Asusta la cirrosis, y es que es el grado más grave de afectación del hígado, una parte importante del hígado va a dejar de funcionar para siempre, no se puede recuperar. Pero se puede detener el avance de la enfermedad.

Ahora bien, para tratar cualquiera de las consecuencias físicas el primer paso es siempre la abstinencia. De este modo se podrá recuperar todo lo posible y evitar que vuelva a aparecer el daño o que este se complique más.

 

- Psicológicas

Si como hemos dicho, el alcohol pasa al Sistema Nervioso Central, va a provocar una serie de efectos en el funcionamiento del cerebro y por ello en la manera de actuar de la persona. En pequeñas cantidades actúa como un euforizante y provoca irritabilidad en la persona, pero realmente el alcohol es un depresor que además desinhibe algunos comportamientos, por ese motivo una persona bebida, pierde el control, la vergüenza, el sentido del ridículo y la compostura.
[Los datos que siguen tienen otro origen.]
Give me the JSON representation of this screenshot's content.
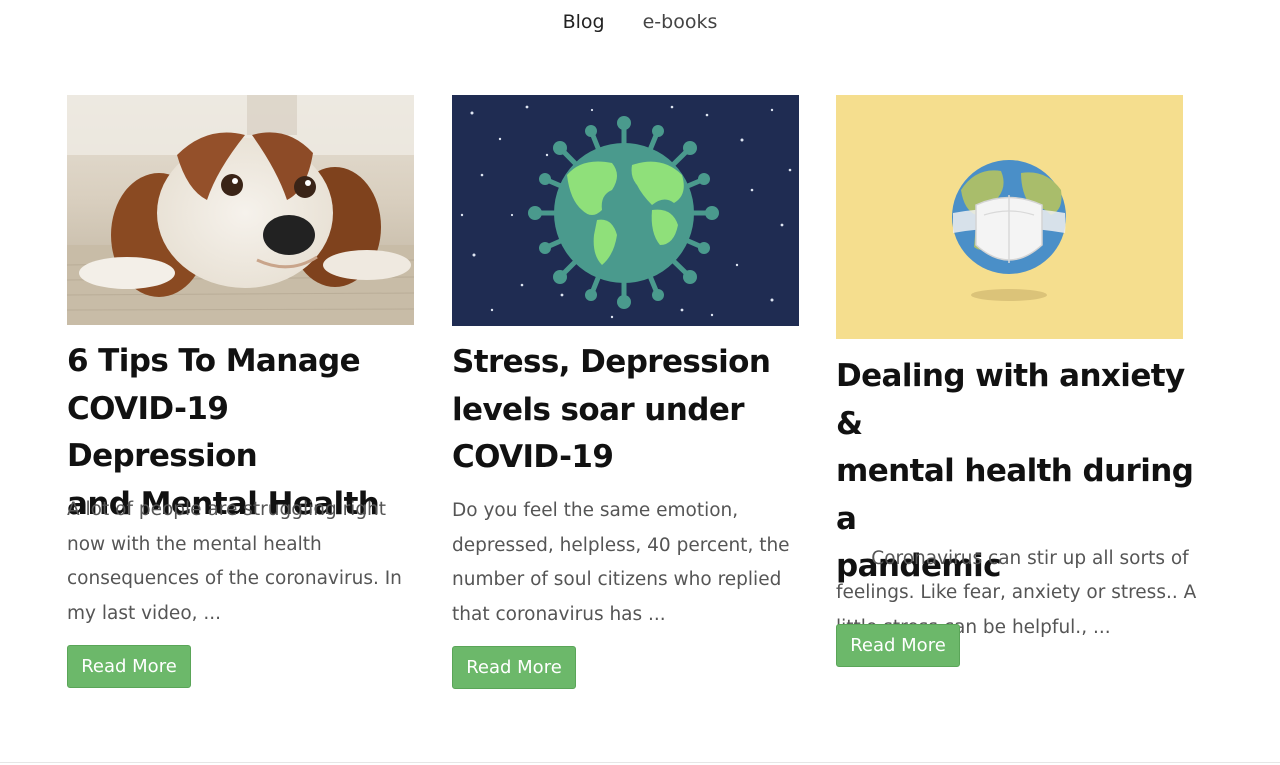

Termina haciendo barbaridades.

Desde estos cambios de conducta, hasta la aparición de comportamientos anómalos, violencia, agresividad, tristeza, ansiedad, depresión o aparición de cuadros psiquiátricos más graves; van a conformar un grupo de alteraciones psicológicas que puede sufrir el bebedor.

Muchas de ellas tratables si se deja de beber, otras con mal pronóstico, pero todas ellas nefastas si se sigue bebiendo.

Sabemos por ejemplo que la probabilidad de suicidio entre los alcohólicos triplica las cifras con respecto a la población general.

 

Sociales

Como consecuencia del daño global de la persona, el alcohólico va perdiendo amigos, trabajo y familia.

Su deterioro puede ser tan elevado que se quede sin nada y sin nadie y que la Sociedad, que al principio le reía las gracias termine por rechazarlo. Además, pueden aparecer implicaciones de tipo legal en relación a peleas, conducción o comisión de algún delito.

Con esta perspectiva no es de extrañar que para el mejor tratamiento se requiera la ayuda de médicos, psicólogos, trabajadores sociales, familiares, alcohólicos rehabilitados y a veces incluso abogados.